Having an effective, documented and tested disaster recovery plan is one of the most important tools for any IT professional who manages server workloads for their organisation. This is because if things go wrong, you need to have a tried and tested approach to recovering workloads reliably, with a minimal amount of fuss and as quickly as possible.
While there are many important aspects involved in creating a disaster recovery plan it should always start with the development of a Service Catalogue which details each of the services that IT provides to the business along with key information about how those services are delivered and their importance. The concept of a service catalogue comes from the ITIL framework, which is a set of best practices for IT service management.
When creating a service catalogue, don’t fall into the pitfall of just documenting your servers and trying to relate these to services. For example, an email service does not just require a functioning email server, it also requires identity services and networking to be functioning. Therefore, a service catalogue should be created from an end user’s point of view. A good starting point is to speak to the departmental leaders in your business. By asking them what services IT provides to them, you can ensure that you capture all the critical services relied upon by your business. During this process, it is not unusual to discover elements of the service that have been built by the department that IT are not even aware of.
Having identified each of the services that IT deliver to the business you’ll need to build out further information. These includes details of application owners, software vendors contact details and more. In addition to these, two critical areas to discuss with each user department are the Maximum Tolerable Data Loss (MTDL) and Maximum Tolerable Downtime (MTD). MTDL represents the maximum amount of data or transactions the business can afford to lose before facing negative consequences and the MTD refers to the maximum amount of downtime that can be tolerated within the plan.
From these figures, we can agree the Recovery Point Objectives (RPOs) and Recovery Time Objectives (RTOs). The RPO refers to the amount of data loss that can be tolerated within the plan (the maximum time to the last backup or snapshot), while the RTO refers to the maximum amount of downtime that can be tolerated within the plan (how long we have to get a failed service restored and up and running again)

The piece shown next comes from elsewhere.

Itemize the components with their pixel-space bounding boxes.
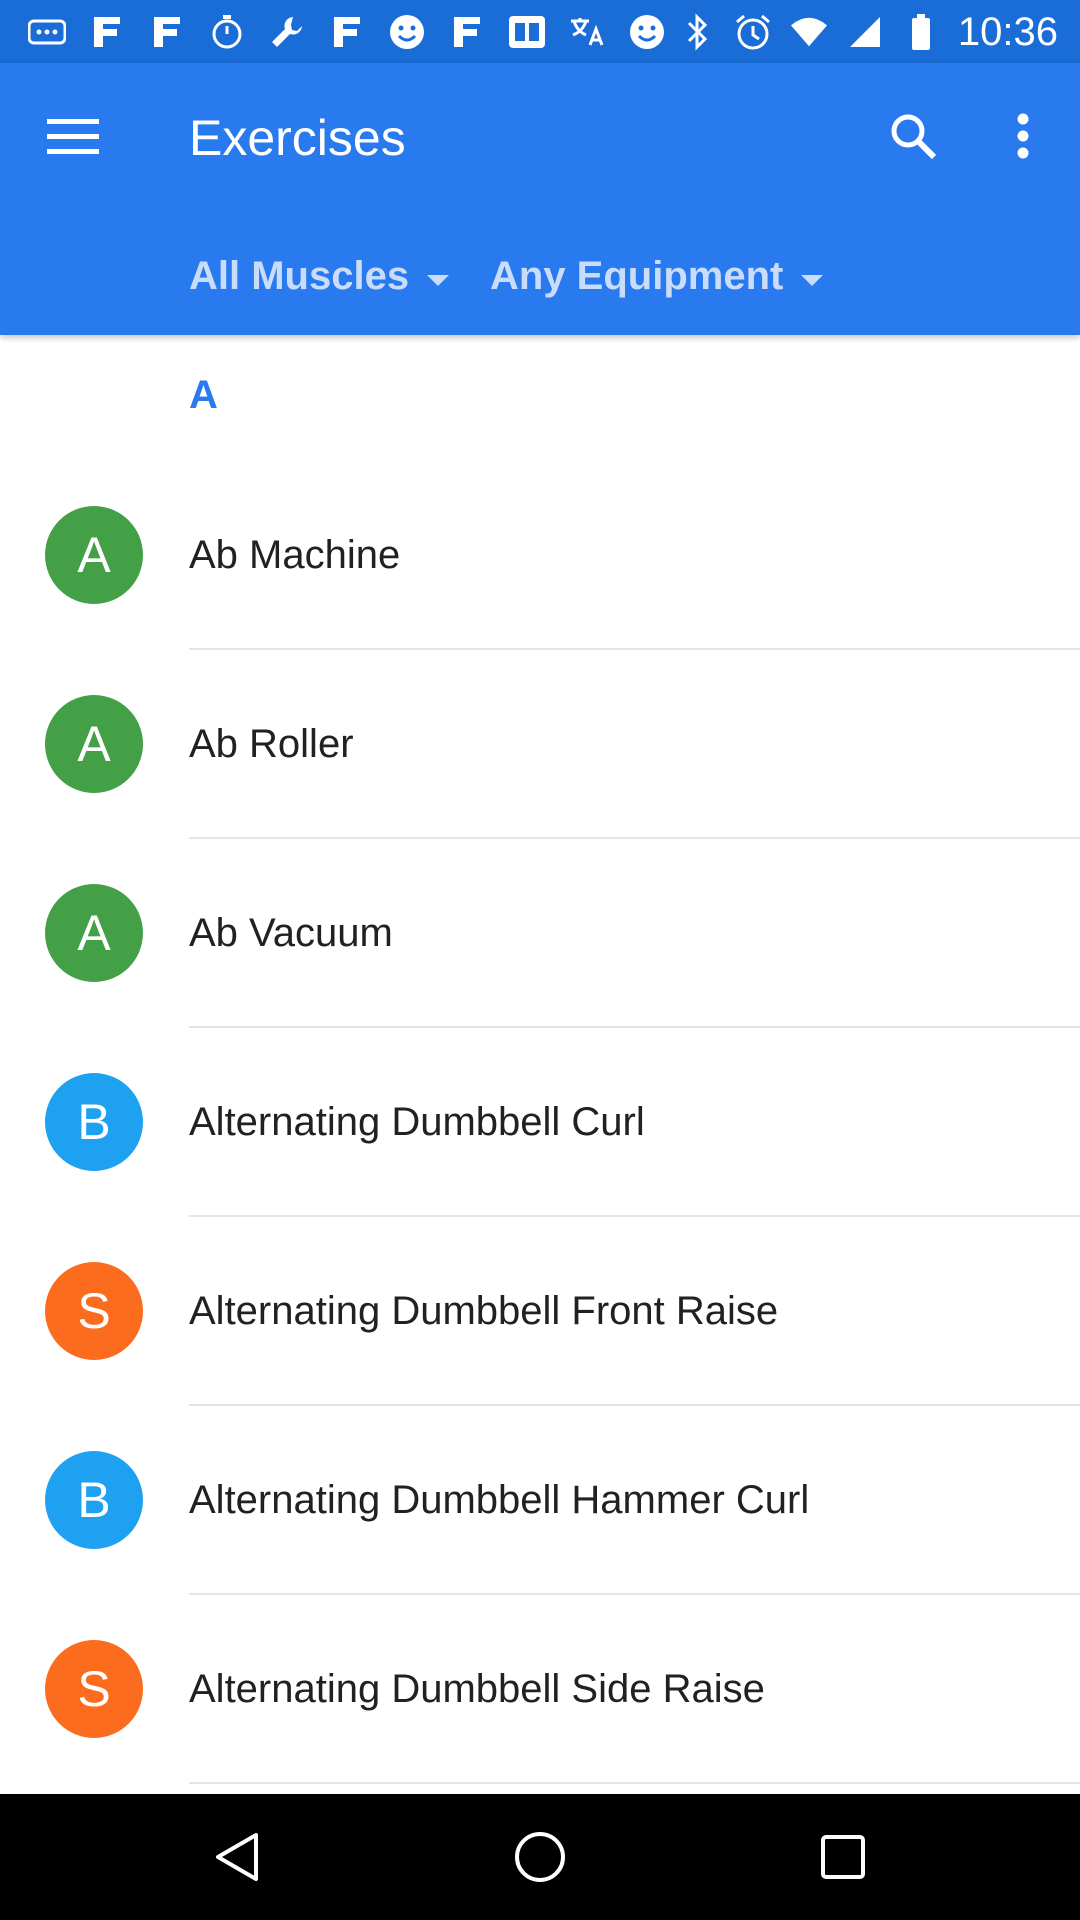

RPO and RTO are important metrics in disaster recovery planning and should be comfortably achievable targets within your DR plan. Your RPO and RTO should be well within the MTDL and MTD to ensure that your business can recover from a disaster as quickly and effectively as possible. Once you have agreed your RPOs and RTOs for each service you can group similar services together to simplify your recovery plan.

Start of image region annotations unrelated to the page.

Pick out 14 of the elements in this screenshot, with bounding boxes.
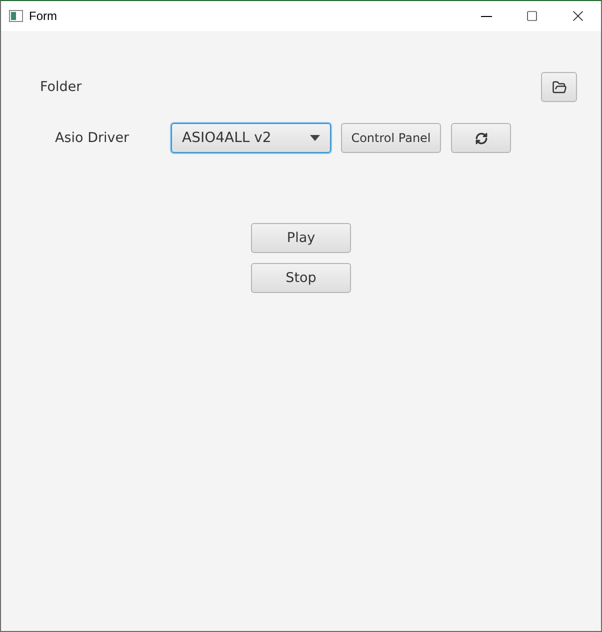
window-title: Form xyxy=(29,9,58,23)
folder-icon xyxy=(552,80,566,94)
action-button[interactable]: Play xyxy=(251,223,351,253)
driver-label: Asio Driver xyxy=(55,130,130,146)
refresh-icon xyxy=(474,132,488,144)
driver-dropdown[interactable]: ASIO4ALL v2 xyxy=(171,123,331,153)
caret-icon xyxy=(310,135,320,141)
action-button[interactable]: Stop xyxy=(251,263,351,293)
refresh-button[interactable] xyxy=(451,123,511,153)
open-folder-button[interactable] xyxy=(541,72,577,102)
folder-label: Folder xyxy=(40,79,83,95)
maximize-icon xyxy=(526,10,538,22)
app-icon xyxy=(9,10,23,22)
control-panel-button[interactable]: Control Panel xyxy=(341,123,441,153)
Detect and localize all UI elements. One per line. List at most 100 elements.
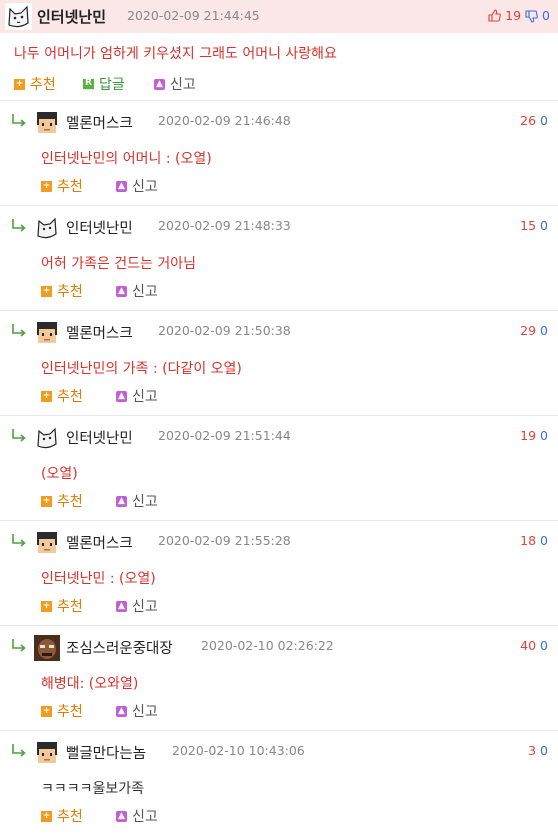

It’s also important to regularly review your service catalogue alongside your DR plan. As your business changes and evolves, so too will your IT services. Regularly reviewing your service catalogue and DR plan can help you ensure that you’re still protecting all of the services your business relies upon, and that your DR plan is up to date with any changes.
By linking your RPOs and RTOs to your availability tiers, you can ensure that you have a solid understanding of what needs to be done in the event of a disaster. Remember to ensure you consider system and service dependencies in this planning to ensure everything is able to be recovered in the right order.
In conclusion, having a service catalogue is a critical first step in building an effective disaster recovery solution. By starting with a service catalogue, you can ensure that you capture all the key services relied upon by your business and build out the necessary information to create availability tiers with linked RPOs and RTOs. With a well-thought-out disaster recovery plan in place, you can be confident that you’ll be able to recover workloads quickly and with minimal fuss in the event of a disaster.
Service Name | Service Description | Related Servers and Services | Application Owners | Maximum Tolerable Data Loss (MTDL) | Maximum Tolerable Downtime (MTDT | Availability Tier | Recovery Point Objective (RPO) | Recovery Time Objective (RTO) |
Example Service 1 | A description of the service, including what it does and who it’s for. | A list of any servers or services that are related to this service. | The name of the person or team who owns this application. | The amount of data loss that can be tolerated within the plan for this service. | The maximum amount of downtime that can be tolerated within the plan for this service. | The availability tier for this service, e.g., mission-critical, important, or less important. | The amount of data loss that can be tolerated within the plan for this service. | The maximum amount of downtime that can be tolerated within the plan for this service. |
Example Service 2 | A description of the service, including what it does and who it’s for. | A list of any servers or services that are related to this service. | The name of the person or team who owns this application. | The amount of data loss that can be tolerated within the plan for this service. | The maximum amount of downtime that can be tolerated within the plan for this service. | The availability tier for this service, e.g., mission-critical, important, or less important. | The amount of data loss that can be tolerated within the plan for this service. | The maximum amount of downtime that can be tolerated within the plan for this service. |